Some of the answers to, What is your greatest lifetime achievement?
“Having a son-very smart-not taking path I took.”
“My daughter.”
“High School Student President.”
“I don’t think I got one.”
“I have learned for myself that if I do not make no good choices for me. I didn’t respect law or other people-I had a negative attitude toward society. I can see different now, and I can make better choices, and not see this place no more.”
“Overcoming hate of myself, because I’m gay-accepting myself.”
“Becoming a Christian.”
“Knowledge I’ve gained concerning God’s word and the law.”
“Getting my breasts. Oh, that felt lovely. That was something I always wanted to do.”
“Always wanted to be a drug dealer-when got first key to sell.”
“Making a change within myself. The way I look at life in being a better person. Once I didn’t care about living-it was an obstacle. I did what I did. I see more to life than negativity-so much. I can’t sum it up in a couple words. Now I feel I can get out and make it. I have a history pattern of institutional progress. I broke that cycle-things I’ve learned since being in prison. I care more for myself, people that love me, children that need me, to do what’s right for myself, my children.”
The religious breakdown in my study was thirty-five percent identified themselves as Baptists; thirty-one percent identified as Christian; eleven percent as Catholic; eleven percent as non-religious; four percent nothing noted; two percent as Buddhists; one percent Hebrew Israelite; one percent Orthodox Jew; one percent Muslim; one percent Jehovah Witness; one percent Judaism; and one percent House of Yahweh.
Question sixty-four was, What was your religious upbringing? Question sixty-five was, Do you believe in God? And question sixty-six was, If so, what is God to you? Some of the answers:
“Baptist. Yes. Someone that watches out for me, and makes sure I make it to see tomorrow.”
“Baptist. Yes A being up there, watching everything. Why he don’t get involved, I don’t know.”
“Christian-firm believer in the Bible. Yes. The backbone of my strength since I’ve been incarcerated-helped me in alot of ways.”
“Christian. Yes. Someone with greater power than me.”
“Christian, now Judaism. Born Jewish-not raised however. Yes. Indescribable entity or force.”
“Baptist. I ain’t seen him.”
“Catholic. Spiritual last two sentences-went to everything. This time, I’ve not been once to the Chapel here. No need for Chaplains here.”

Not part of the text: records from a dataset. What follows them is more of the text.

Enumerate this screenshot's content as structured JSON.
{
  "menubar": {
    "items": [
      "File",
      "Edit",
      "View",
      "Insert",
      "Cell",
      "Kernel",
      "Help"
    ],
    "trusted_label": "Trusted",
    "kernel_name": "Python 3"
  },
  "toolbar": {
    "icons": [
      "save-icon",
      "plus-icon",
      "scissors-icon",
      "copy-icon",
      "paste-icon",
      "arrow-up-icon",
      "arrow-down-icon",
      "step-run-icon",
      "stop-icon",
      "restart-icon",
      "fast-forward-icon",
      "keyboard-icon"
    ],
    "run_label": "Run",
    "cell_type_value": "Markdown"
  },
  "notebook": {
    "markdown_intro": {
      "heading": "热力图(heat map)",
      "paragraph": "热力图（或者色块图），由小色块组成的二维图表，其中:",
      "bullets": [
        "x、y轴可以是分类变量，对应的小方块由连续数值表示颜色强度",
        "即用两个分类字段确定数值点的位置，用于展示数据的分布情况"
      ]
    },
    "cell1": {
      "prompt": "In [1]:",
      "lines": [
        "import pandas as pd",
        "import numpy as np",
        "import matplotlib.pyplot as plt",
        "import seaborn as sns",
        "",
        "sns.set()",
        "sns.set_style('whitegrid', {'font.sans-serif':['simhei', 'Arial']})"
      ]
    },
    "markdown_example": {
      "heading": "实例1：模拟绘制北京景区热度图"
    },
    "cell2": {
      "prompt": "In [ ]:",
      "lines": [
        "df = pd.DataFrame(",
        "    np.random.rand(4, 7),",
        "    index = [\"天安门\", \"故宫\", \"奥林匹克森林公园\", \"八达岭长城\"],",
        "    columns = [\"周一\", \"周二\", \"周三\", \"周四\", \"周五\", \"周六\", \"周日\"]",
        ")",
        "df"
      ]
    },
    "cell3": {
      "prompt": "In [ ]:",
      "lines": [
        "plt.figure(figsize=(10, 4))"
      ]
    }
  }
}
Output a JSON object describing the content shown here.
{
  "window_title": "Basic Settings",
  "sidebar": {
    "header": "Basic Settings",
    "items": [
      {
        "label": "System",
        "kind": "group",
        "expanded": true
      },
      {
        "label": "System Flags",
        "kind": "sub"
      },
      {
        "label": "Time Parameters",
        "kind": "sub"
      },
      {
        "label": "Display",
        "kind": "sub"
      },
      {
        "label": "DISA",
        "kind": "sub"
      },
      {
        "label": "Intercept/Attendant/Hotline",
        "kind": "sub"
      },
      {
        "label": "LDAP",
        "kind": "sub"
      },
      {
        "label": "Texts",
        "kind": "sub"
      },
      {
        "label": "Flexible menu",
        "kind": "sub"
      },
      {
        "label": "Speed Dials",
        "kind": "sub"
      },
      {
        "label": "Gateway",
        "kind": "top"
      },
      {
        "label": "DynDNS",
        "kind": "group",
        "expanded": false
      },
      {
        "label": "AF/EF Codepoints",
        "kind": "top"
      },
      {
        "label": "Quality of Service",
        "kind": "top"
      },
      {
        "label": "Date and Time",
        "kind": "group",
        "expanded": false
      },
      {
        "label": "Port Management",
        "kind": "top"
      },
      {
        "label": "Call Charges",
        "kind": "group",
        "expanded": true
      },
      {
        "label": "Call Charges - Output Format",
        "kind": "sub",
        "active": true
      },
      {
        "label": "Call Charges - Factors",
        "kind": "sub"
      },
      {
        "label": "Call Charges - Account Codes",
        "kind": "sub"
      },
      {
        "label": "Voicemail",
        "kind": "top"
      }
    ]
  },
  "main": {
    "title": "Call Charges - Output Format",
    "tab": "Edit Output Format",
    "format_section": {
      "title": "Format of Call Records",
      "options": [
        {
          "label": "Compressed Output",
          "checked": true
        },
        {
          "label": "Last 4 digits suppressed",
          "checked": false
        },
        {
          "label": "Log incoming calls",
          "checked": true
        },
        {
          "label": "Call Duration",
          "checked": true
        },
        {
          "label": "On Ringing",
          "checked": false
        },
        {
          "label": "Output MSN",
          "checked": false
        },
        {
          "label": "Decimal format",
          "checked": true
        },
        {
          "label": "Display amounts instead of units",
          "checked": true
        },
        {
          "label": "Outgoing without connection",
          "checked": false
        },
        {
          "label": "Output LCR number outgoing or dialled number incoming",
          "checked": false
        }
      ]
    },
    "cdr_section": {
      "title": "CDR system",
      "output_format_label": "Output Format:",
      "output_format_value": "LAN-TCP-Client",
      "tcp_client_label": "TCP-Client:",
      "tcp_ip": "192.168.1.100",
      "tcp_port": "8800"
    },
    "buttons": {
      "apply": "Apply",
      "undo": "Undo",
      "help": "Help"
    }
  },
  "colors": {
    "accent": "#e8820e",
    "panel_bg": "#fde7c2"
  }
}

“Baptists. That’s a tough question. Let’s come back to that one…God is anything that a person, he or she, puts all of his time into praising or glorifying.”
“Islam, and parents. Yes. Something that has no partners. God is a just and forgiving God.”
“Baptist. Of course, I am God. Supreme being is a higher God, lower God equals me.”
“Buddhist-open minded.”
“Jehovah Witness. Don’t consider myself spiritual or religious. I just believe I’m saved by grace of Jehovah God.”
“Baptist, now no religion. Yes. God is my heart, I guess, something instilled in me.”
“I was a Baptist. I don’t have one no more. Too much cointradiction over which one is suppose to be right. When I went to church, there was too much trying and bullshit.”
“Everybody here is a body of God.”
“Mixed Buddhist/Catholic. Yes. Essence of good.”
“I try to draw others close to Christ, so I’m a transparent Christian. Yes. Christ has given me life. I want to live life the way he wants me to, so setting myself apart from this world for service of God according to his prescription for life.”
“Episcopal, not a Christian. I was into booty. Does that make me a Buddhist? No world religion. I’m a tree hugger.”
“I was brought up Roman Catholic. Not in the way people believe in God. I believe in a superior being, but not of the Bible. Actually, the Bible’s an evil little book. Every major war has religious conotation to it. God is me. I make my own destiny, not attributable to God, but to me. God, to me, is an omen of evil.”
“Baptist. Yes. She is, oh, so forgiving, understanding, and patient with me. Alot of people will throw the Bible in your face. He’s perfect, and if I’m made in his image, I must be too, cause he don’t make mistakes.”
“And ye shall know the truth, and the truth shall make you free.”